At the end of the day, Friar acknowledged that people may still join Facebook groups, but that Nextdoor provides another option.

“Many people are in strong Facebook groups and I’m sure those will continue,” she said. “But we want to prove that there is another platform that could also be helpful in their daily lives.”

Fighting against loneliness

Friar explained that Nextdoor wants to get people to move from the online to the offline world.

“I do think that there is something about online where there is a lower barrier to making that first outreach or having that first conversation,” Friar said. “People feel a little safer [when] they maybe don’t have to expose their whole self.

“But thereafter, we don’t want to keep people stuck behind that pane of glass. We actually want to figure out ways where we can cause communities to actually do something in the physical world.”

Friar suggested activities like a walking group or a book club that people can organise through Nextdoor. But the platform has been taking this idea one step further. In its efforts to bring neighbourhoods together, Nextdoor has also been working to tackle loneliness.

Research from the Australian Psychology Society together with Swinburne University found that one in four Australians feel lonely for three or more days.

In 2018, Nextdoor launched a #HelloNeighbour challenge in the UK where members were encouraged to spend an hour a week to help tackle loneliness in their own community, through actions like inviting someone for a coffee. The company also partnered with an organisation in the UK called Big Lunch which encourages people to set up a lunch in the street for your neighbours to join.

Now Nextdoor is thinking of bringing similar initiatives to Australia but it is first looking to get an idea of the landscape first.

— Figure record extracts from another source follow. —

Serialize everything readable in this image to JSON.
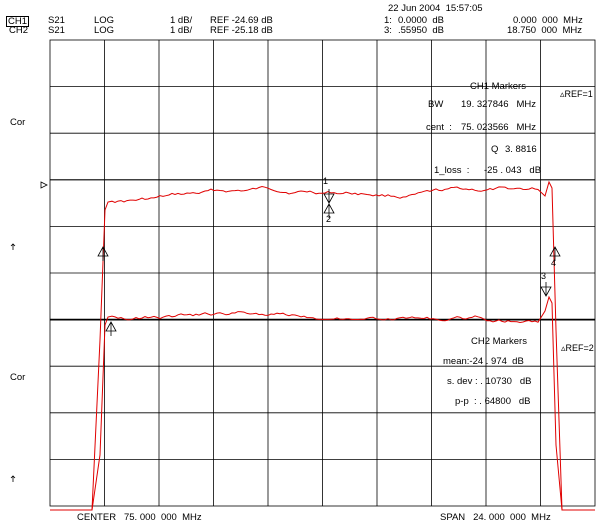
{
  "header": {
    "datetime": "22 Jun 2004  15:57:05",
    "ch1": {
      "channel": "CH1",
      "param": "S21",
      "format": "LOG",
      "scale": "1 dB/",
      "ref": "REF -24.69 dB",
      "marker_num": "1:",
      "marker_val": "0.0000  dB",
      "marker_freq": "0.000  000  MHz"
    },
    "ch2": {
      "channel": "CH2",
      "param": "S21",
      "format": "LOG",
      "scale": "1 dB/",
      "ref": "REF -25.18 dB",
      "marker_num": "3:",
      "marker_val": ".55950  dB",
      "marker_freq": "18.750  000  MHz"
    }
  },
  "side_labels": {
    "cor_top": "Cor",
    "cor_bottom": "Cor",
    "ref1": "▵REF=1",
    "ref2": "▵REF=2"
  },
  "ch1_markers": {
    "title": "CH1 Markers",
    "bw_label": "BW",
    "bw_value": "19. 327846   MHz",
    "cent_label": "cent  :",
    "cent_value": "75. 023566   MHz",
    "q_label": "Q",
    "q_value": "3. 8816",
    "loss_label": "1_loss  :",
    "loss_value": "-25 . 043   dB"
  },
  "ch2_markers": {
    "title": "CH2 Markers",
    "mean": "mean:-24 . 974  dB",
    "sdev": "s. dev : . 10730   dB",
    "pp": "p-p  : . 64800   dB"
  },
  "footer": {
    "center": "CENTER   75. 000  000  MHz",
    "span": "SPAN   24. 000  000  MHz"
  },
  "marker_labels": [
    "1",
    "2",
    "3",
    "4"
  ],
  "colors": {
    "trace": "#e00000",
    "grid": "#000000",
    "background": "#ffffff"
  }
}
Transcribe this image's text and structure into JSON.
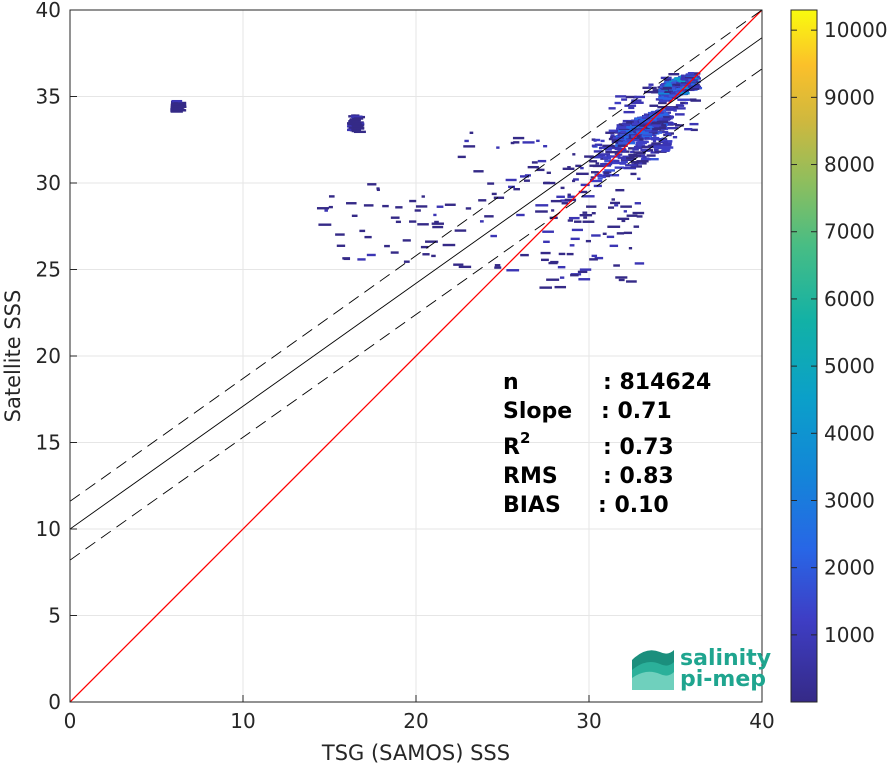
{
  "chart_data": {
    "type": "heatmap",
    "xlabel": "TSG (SAMOS) SSS",
    "ylabel": "Satellite SSS",
    "xlim": [
      0,
      40
    ],
    "ylim": [
      0,
      40
    ],
    "xticks": [
      0,
      10,
      20,
      30,
      40
    ],
    "yticks": [
      0,
      5,
      10,
      15,
      20,
      25,
      30,
      35,
      40
    ],
    "grid": true,
    "colorbar": {
      "ticks": [
        1000,
        2000,
        3000,
        4000,
        5000,
        6000,
        7000,
        8000,
        9000,
        10000
      ],
      "range": [
        1,
        10300
      ],
      "colormap": "parula"
    },
    "lines": [
      {
        "name": "identity",
        "slope": 1,
        "intercept": 0,
        "color": "#ff0000",
        "style": "solid"
      },
      {
        "name": "fit",
        "slope": 0.71,
        "intercept": 10.0,
        "color": "#000000",
        "style": "solid"
      },
      {
        "name": "fit-upper",
        "slope": 0.71,
        "intercept": 11.6,
        "color": "#000000",
        "style": "dashed"
      },
      {
        "name": "fit-lower",
        "slope": 0.71,
        "intercept": 8.2,
        "color": "#000000",
        "style": "dashed"
      }
    ],
    "density_regions": [
      {
        "x": [
          31,
          36
        ],
        "y": [
          30,
          36.5
        ],
        "level": 0.06
      },
      {
        "x": [
          30,
          34.5
        ],
        "y": [
          29,
          33.5
        ],
        "level": 0.12
      },
      {
        "x": [
          31.5,
          34
        ],
        "y": [
          31.5,
          33.5
        ],
        "level": 0.22
      },
      {
        "x": [
          34,
          35.8
        ],
        "y": [
          34.2,
          35.8
        ],
        "level": 0.3
      },
      {
        "x": [
          27,
          33
        ],
        "y": [
          24,
          31
        ],
        "level": 0.03
      },
      {
        "x": [
          22,
          30
        ],
        "y": [
          25,
          33
        ],
        "level": 0.02
      },
      {
        "x": [
          14,
          22
        ],
        "y": [
          25.5,
          30
        ],
        "level": 0.01
      },
      {
        "x": [
          16,
          16.5
        ],
        "y": [
          33,
          34
        ],
        "level": 0.01
      },
      {
        "x": [
          5.8,
          6
        ],
        "y": [
          34.2,
          34.8
        ],
        "level": 0.01
      }
    ],
    "stats": {
      "n_label": "n",
      "n_value": ": 814624",
      "slope_label": "Slope",
      "slope_value": ": 0.71",
      "r2_label": "R",
      "r2_sup": "2",
      "r2_value": ": 0.73",
      "rms_label": "RMS",
      "rms_value": ": 0.83",
      "bias_label": "BIAS",
      "bias_value": ": 0.10"
    }
  },
  "logo": {
    "line1": "salinity",
    "line2": "pi-mep"
  },
  "colors": {
    "grid": "#e6e6e6",
    "axis": "#262626",
    "identity": "#ff0000",
    "fit": "#000000",
    "logo": "#1fa58f"
  }
}
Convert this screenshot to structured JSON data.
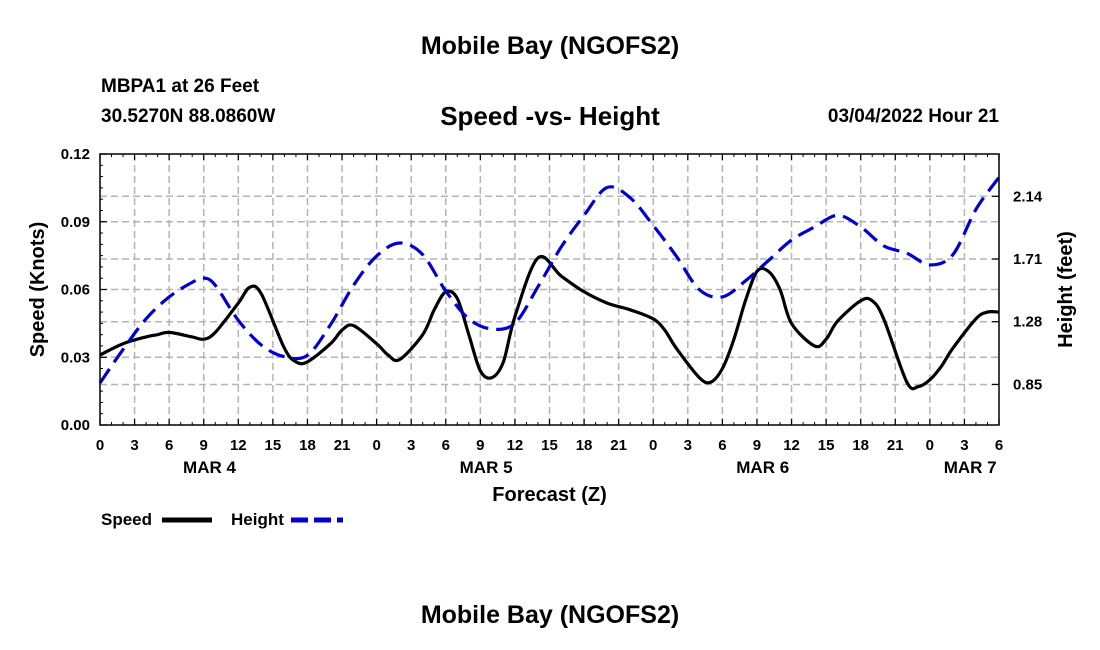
{
  "page": {
    "title": "Mobile Bay (NGOFS2)",
    "footer_title": "Mobile Bay (NGOFS2)",
    "station_line": "MBPA1 at 26 Feet",
    "coords_line": "30.5270N  88.0860W",
    "subtitle": "Speed -vs- Height",
    "datetime": "03/04/2022 Hour 21"
  },
  "chart_data": {
    "type": "line",
    "title": "Speed -vs- Height",
    "xlabel": "Forecast (Z)",
    "ylabel": "Speed (Knots)",
    "y2label": "Height (feet)",
    "xlim": [
      0,
      78
    ],
    "ylim": [
      0,
      0.12
    ],
    "y2lim": [
      0.572,
      2.43
    ],
    "xticks": [
      0,
      3,
      6,
      9,
      12,
      15,
      18,
      21,
      24,
      27,
      30,
      33,
      36,
      39,
      42,
      45,
      48,
      51,
      54,
      57,
      60,
      63,
      66,
      69,
      72,
      75,
      78
    ],
    "xtick_labels": [
      "0",
      "3",
      "6",
      "9",
      "12",
      "15",
      "18",
      "21",
      "0",
      "3",
      "6",
      "9",
      "12",
      "15",
      "18",
      "21",
      "0",
      "3",
      "6",
      "9",
      "12",
      "15",
      "18",
      "21",
      "0",
      "3",
      "6"
    ],
    "yticks": [
      0.0,
      0.03,
      0.06,
      0.09,
      0.12
    ],
    "ytick_labels": [
      "0.00",
      "0.03",
      "0.06",
      "0.09",
      "0.12"
    ],
    "y2ticks": [
      0.85,
      1.28,
      1.71,
      2.14
    ],
    "y2tick_labels": [
      "0.85",
      "1.28",
      "1.71",
      "2.14"
    ],
    "day_labels": [
      {
        "x": 9.5,
        "label": "MAR 4"
      },
      {
        "x": 33.5,
        "label": "MAR 5"
      },
      {
        "x": 57.5,
        "label": "MAR 6"
      },
      {
        "x": 75.5,
        "label": "MAR 7"
      }
    ],
    "grid": true,
    "legend": {
      "placement": "bottom-left",
      "speed_label": "Speed",
      "height_label": "Height"
    },
    "series": [
      {
        "name": "Speed",
        "axis": "left",
        "color": "#000000",
        "style": "solid",
        "x": [
          0,
          2,
          4,
          5,
          6,
          8,
          9,
          10,
          12,
          13,
          14,
          16,
          17,
          18,
          20,
          21,
          22,
          24,
          25,
          26,
          28,
          29,
          30,
          31,
          32,
          33,
          34,
          35,
          36,
          38,
          40,
          42,
          44,
          46,
          48,
          49,
          50,
          52,
          53,
          54,
          55,
          56,
          57,
          58,
          59,
          60,
          62,
          63,
          64,
          66,
          67,
          68,
          70,
          71,
          72,
          73,
          74,
          76,
          77,
          78
        ],
        "values": [
          0.031,
          0.036,
          0.039,
          0.04,
          0.041,
          0.039,
          0.038,
          0.041,
          0.054,
          0.061,
          0.058,
          0.034,
          0.028,
          0.028,
          0.036,
          0.042,
          0.044,
          0.036,
          0.031,
          0.029,
          0.04,
          0.051,
          0.059,
          0.056,
          0.04,
          0.024,
          0.021,
          0.028,
          0.048,
          0.074,
          0.066,
          0.059,
          0.054,
          0.051,
          0.047,
          0.042,
          0.034,
          0.021,
          0.019,
          0.025,
          0.038,
          0.055,
          0.068,
          0.068,
          0.06,
          0.045,
          0.035,
          0.038,
          0.046,
          0.055,
          0.055,
          0.047,
          0.019,
          0.017,
          0.02,
          0.026,
          0.034,
          0.047,
          0.05,
          0.05
        ]
      },
      {
        "name": "Height",
        "axis": "right",
        "color": "#0000cc",
        "style": "dashed",
        "x": [
          0,
          2,
          4,
          6,
          8,
          9,
          10,
          12,
          14,
          16,
          18,
          20,
          22,
          24,
          26,
          28,
          30,
          32,
          34,
          36,
          38,
          40,
          42,
          44,
          46,
          48,
          50,
          52,
          54,
          56,
          58,
          60,
          62,
          64,
          66,
          68,
          70,
          72,
          74,
          76,
          78
        ],
        "values": [
          0.86,
          1.09,
          1.3,
          1.45,
          1.55,
          1.58,
          1.53,
          1.29,
          1.12,
          1.04,
          1.05,
          1.26,
          1.53,
          1.73,
          1.82,
          1.74,
          1.49,
          1.3,
          1.23,
          1.27,
          1.52,
          1.79,
          2.01,
          2.2,
          2.13,
          1.94,
          1.73,
          1.5,
          1.45,
          1.56,
          1.7,
          1.84,
          1.93,
          2.01,
          1.93,
          1.8,
          1.75,
          1.67,
          1.74,
          2.05,
          2.27
        ]
      }
    ]
  }
}
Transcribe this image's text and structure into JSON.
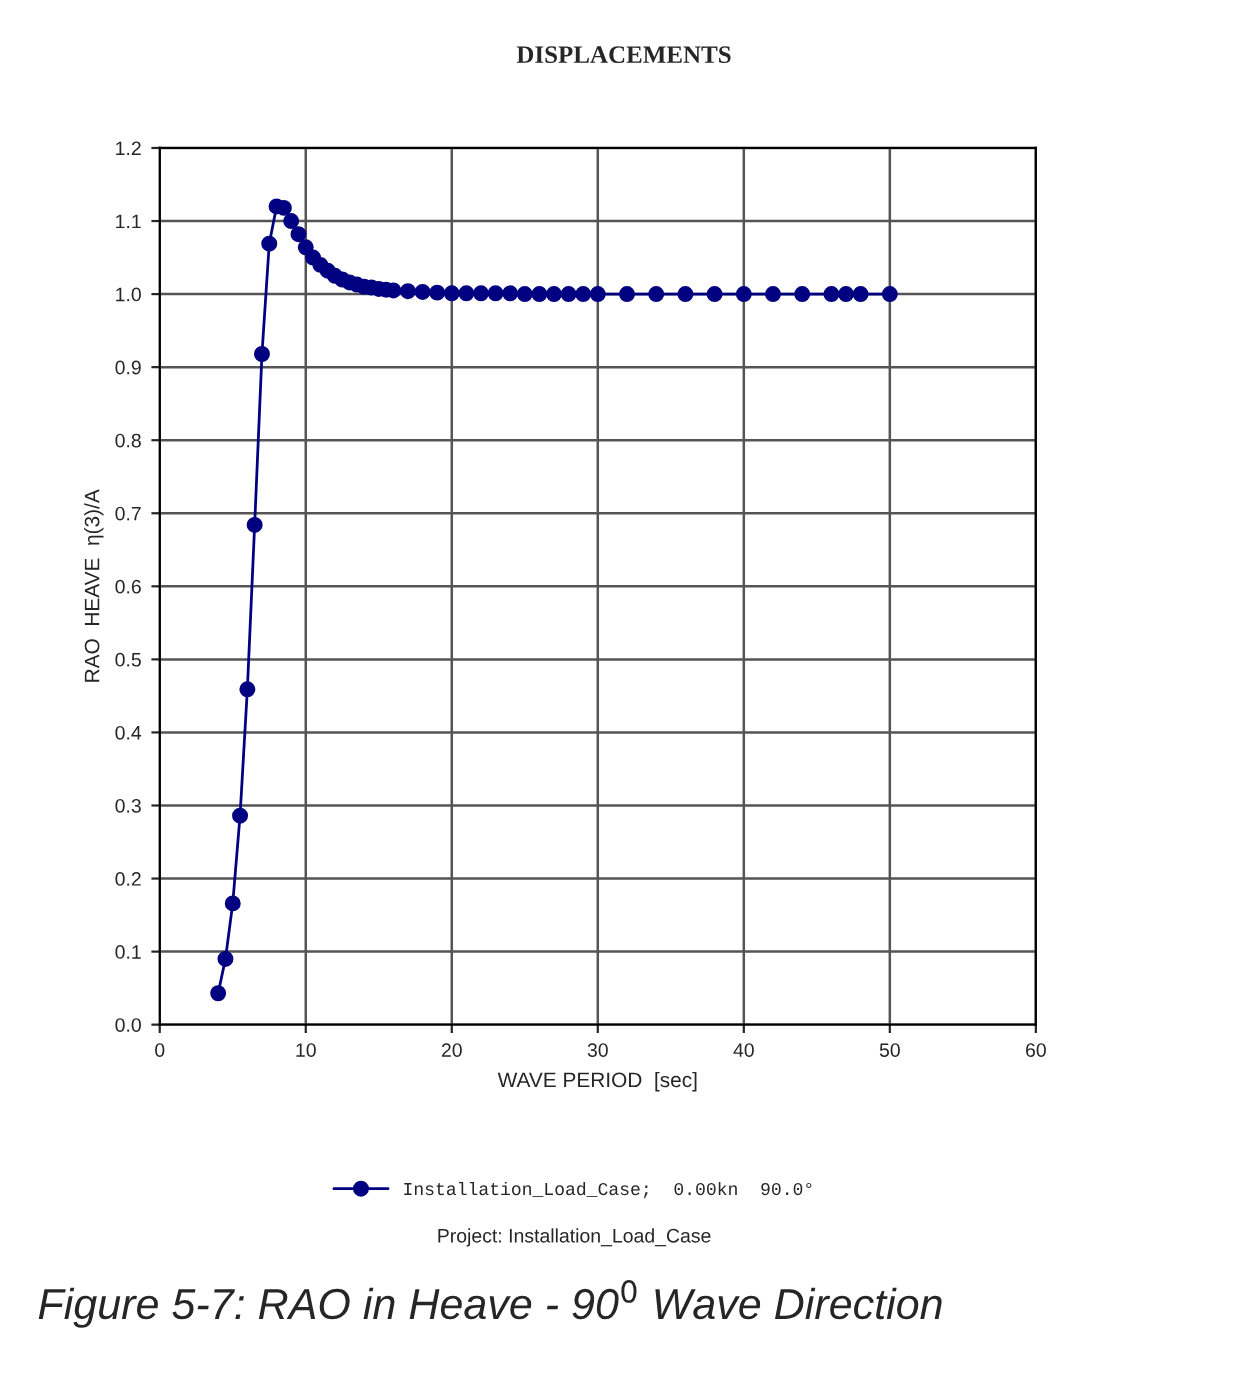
{
  "chart_data": {
    "type": "line",
    "title": "DISPLACEMENTS",
    "xlabel": "WAVE PERIOD  [sec]",
    "ylabel": "RAO  HEAVE  η(3)/A",
    "x": [
      4,
      4.5,
      5,
      5.5,
      6,
      6.5,
      7,
      7.5,
      8,
      8.5,
      9,
      9.5,
      10,
      10.5,
      11,
      11.5,
      12,
      12.5,
      13,
      13.5,
      14,
      14.5,
      15,
      15.5,
      16,
      17,
      18,
      19,
      20,
      21,
      22,
      23,
      24,
      25,
      26,
      27,
      28,
      29,
      30,
      32,
      34,
      36,
      38,
      40,
      42,
      44,
      46,
      47,
      48,
      50
    ],
    "series": [
      {
        "name": "Installation_Load_Case;  0.00kn  90.0°",
        "color": "#000080",
        "values": [
          0.043,
          0.09,
          0.166,
          0.286,
          0.459,
          0.684,
          0.918,
          1.069,
          1.12,
          1.118,
          1.1,
          1.082,
          1.064,
          1.05,
          1.04,
          1.032,
          1.025,
          1.02,
          1.016,
          1.013,
          1.01,
          1.009,
          1.007,
          1.006,
          1.005,
          1.004,
          1.003,
          1.002,
          1.001,
          1.001,
          1.001,
          1.001,
          1.001,
          1.0,
          1.0,
          1.0,
          1.0,
          1.0,
          1.0,
          1.0,
          1.0,
          1.0,
          1.0,
          1.0,
          1.0,
          1.0,
          1.0,
          1.0,
          1.0,
          1.0
        ]
      }
    ],
    "xlim": [
      0,
      60
    ],
    "xticks": [
      0,
      10,
      20,
      30,
      40,
      50,
      60
    ],
    "ylim": [
      0,
      1.2
    ],
    "yticks": [
      {
        "value": 0,
        "label": "0.0"
      },
      0.1,
      0.2,
      0.3,
      0.4,
      0.5,
      0.6,
      0.7,
      0.8,
      0.9,
      {
        "value": 1,
        "label": "1.0"
      },
      1.1,
      1.2
    ],
    "grid": true,
    "legend": "bottom",
    "marker": "circle",
    "line_style": "solid",
    "annotations": [
      "Project: Installation_Load_Case",
      "Figure 5-7: RAO in Heave - 90$^{0}$ Wave Direction"
    ]
  }
}
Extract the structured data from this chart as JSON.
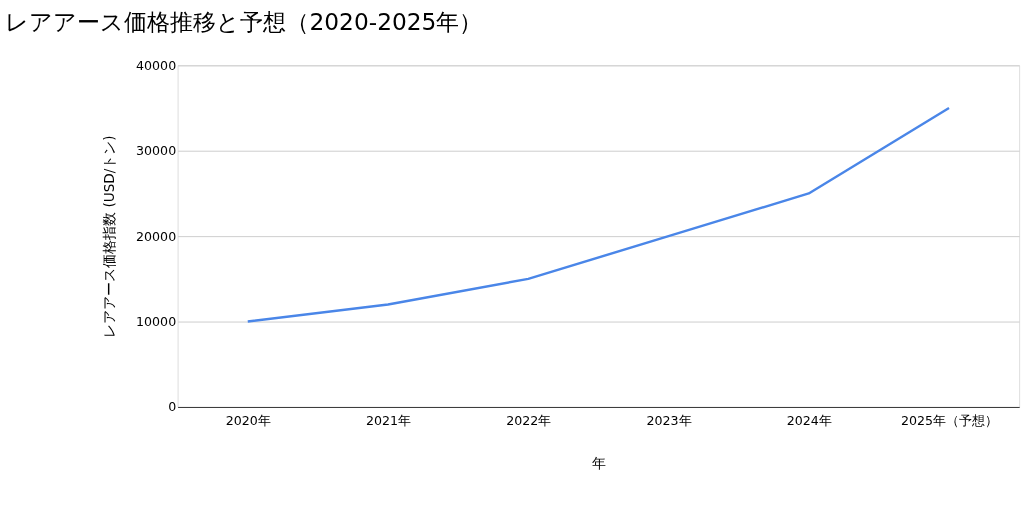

“We’ve been thinking a lot here in Australia: is there something similar where we could actually get on board working with partners who bring people out into the physical world and bring them together,” Friar said.

“We want to do a pulse check before, then we would like to do something probably similar to the Hello Neighbour challenge or just something that gets a community spirit going.”

“[It could be] going and knocking on a neighbour’s door, maybe thinking about the senior in your community that may have lost a spouse that year, thinking about the young person that maybe is new to the neighbourhood and doesn’t know anyone.”